He has adduced his necessary packings as an excuse for leaving them; though, indeed, they neither wished for nor asked any excuse; yet nothing is further from his intentions than to enter at once upon that occupation. She has walked to Biermandreis. In five minutes he is walking thither too. There are a couple of roads that lead there, and of course he takes the wrong one—the same, that is, that she had taken, so that, although he walks fast, yet, thanks to her start of him, he has reached the pretty little flower-shaded French village which, with its white church and its École Communale, looks as if it were taken to pieces at night and put to bed in a toy-box—he has reached it, and has, moreover, traced half his homeward way, before he overtakes her. The path by which he returns is a rough Arab track, cut in low steps up the hill, each step a mass of fossil-shells—whelk, and scallop and oyster shells, whose inhabitants died—strange thought!—before Adam saw Eden's fair light. It is a charming road, cut, in part, through the red rock, over which the southern greenery tumbles. He has approached quite close to her before she sees him. She is sitting on a camp-stool by the wayside, looking vacantly before her. Her figure is rather stooped, and her straight back bent, as if it were not worth the trouble to hold it up. Beside her, on the ground, lie a little tin colour-box and water-bottle and a drawing-board. He wishes, with a new pang, that he had not come upon her so suddenly. He is afraid that this is one of the aspects of her that will stick most pertinaciously in his memory. Catching sight of him, her whole sad, listless face lights up.
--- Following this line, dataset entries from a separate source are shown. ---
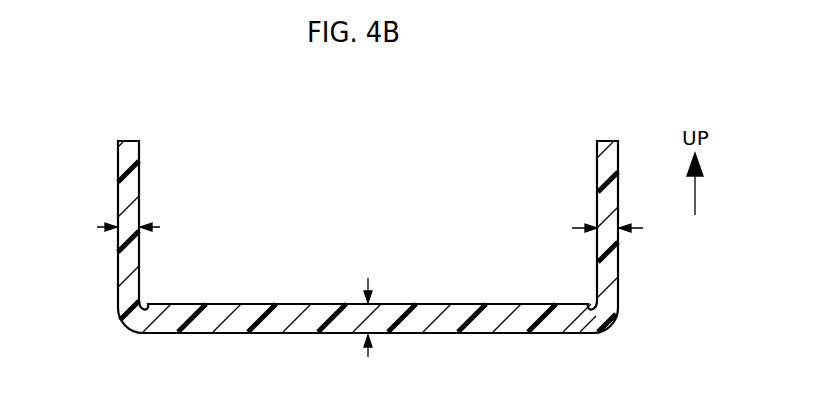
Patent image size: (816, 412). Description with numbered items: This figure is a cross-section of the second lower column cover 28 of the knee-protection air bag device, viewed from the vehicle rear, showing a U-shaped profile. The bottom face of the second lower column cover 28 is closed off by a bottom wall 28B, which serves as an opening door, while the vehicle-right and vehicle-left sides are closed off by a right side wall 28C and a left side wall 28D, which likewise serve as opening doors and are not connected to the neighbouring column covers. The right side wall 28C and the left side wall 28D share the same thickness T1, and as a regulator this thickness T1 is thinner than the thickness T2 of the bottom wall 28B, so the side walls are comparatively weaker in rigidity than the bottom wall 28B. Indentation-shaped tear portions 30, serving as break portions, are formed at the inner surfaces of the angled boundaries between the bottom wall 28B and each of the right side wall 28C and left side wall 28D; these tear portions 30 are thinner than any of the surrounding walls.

The second lower column cover 28 is at (478, 121).
The left side wall 28D is at (116, 260).
The right side wall 28C is at (620, 262).
The bottom wall 28B is at (298, 337).
The tear portion 30 is at (138, 318).
The thickness of the side walls T1 is at (128, 226).
The thickness of the bottom wall T2 is at (357, 332).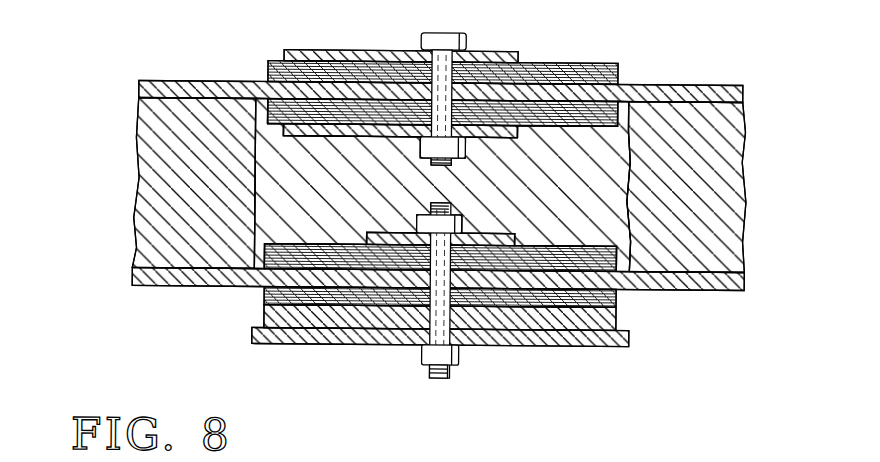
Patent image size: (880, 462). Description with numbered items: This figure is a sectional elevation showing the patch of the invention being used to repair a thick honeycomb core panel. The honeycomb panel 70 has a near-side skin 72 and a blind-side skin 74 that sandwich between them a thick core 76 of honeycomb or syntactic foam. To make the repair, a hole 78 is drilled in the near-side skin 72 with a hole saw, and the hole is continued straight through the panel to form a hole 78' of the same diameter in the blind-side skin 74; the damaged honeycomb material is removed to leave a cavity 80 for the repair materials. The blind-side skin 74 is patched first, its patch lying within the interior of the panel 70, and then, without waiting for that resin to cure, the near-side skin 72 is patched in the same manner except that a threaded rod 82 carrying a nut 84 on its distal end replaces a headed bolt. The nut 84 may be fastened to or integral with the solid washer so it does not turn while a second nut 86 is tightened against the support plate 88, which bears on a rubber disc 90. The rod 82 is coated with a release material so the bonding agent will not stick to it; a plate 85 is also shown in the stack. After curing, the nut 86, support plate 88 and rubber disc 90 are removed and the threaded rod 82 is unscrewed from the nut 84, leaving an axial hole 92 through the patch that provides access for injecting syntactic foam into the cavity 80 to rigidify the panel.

The honeycomb panel 70 is at (733, 73).
The near-side skin 72 is at (716, 289).
The blind-side skin 74 is at (203, 81).
The thick core 76 is at (715, 201).
The hole 78 is at (439, 326).
The hole 78' is at (442, 72).
The cavity 80 is at (549, 193).
The threaded rod 82 is at (432, 203).
The nut 84 is at (462, 226).
The plate 85 is at (515, 236).
The nut 86 is at (423, 360).
The support plate 88 is at (591, 345).
The rubber disc 90 is at (620, 323).
The axial hole 92 is at (458, 368).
"It is you! I was sure you would come. I told them to tell you where I had gone. I meant to sketch"—with a glance at her neglected implements—"but"—with a sigh—"as you see, I did not."
"Are you down on your luck?" he asks, sitting down by her side; "you did not seem so"—trying to harden his heart by forcing a recollection of her extravagant gaiety—"a little while ago, when you were prancing after that jackass."
"Is not he a darling?" cries she, hurrying up the end of her sigh to make room for a smile of pleasure. "I want to buy him; only I am afraid he might die of sea-sickness going home."
"Perhaps"—scarcely knowing what he is saying.
"I should like to buy a little cart to harness him to—such a one as I saw just now going along the road, drawn by a tiny bourriquot that might have been twin brother to mine. Some Arab children had dressed out both him and his cart with branches of that great yellow fennel—his long ears and his little nose peeped out so pathetically between; another child walked after barefoot, waving a great acanthus-leaf. You never saw anything so pretty! Yes, you must break mine in for me," smiling again; "it will not take more than a week, I am sure."
"If it did not take more than a day even, I am afraid I should have to decline the appointment"—seizing this opening to blurt out his news. "I am off at six o'clock to-morrow morning. I—I want to see the Escurial."
She had been almost garrulous about the little donkey, and he had wished to stop her. In that he has undoubtedly succeeded.
How the asphodels cover the banks on either hand! They have come into full flower since last he passed this way: tall branching stem, white blossom, and pinky bud; here they are in thousands.
It is a soft day, on which scents lie heavy, and their strong odour—that is scarcely perfume, and yet has an odd, acrid charm—fills the air.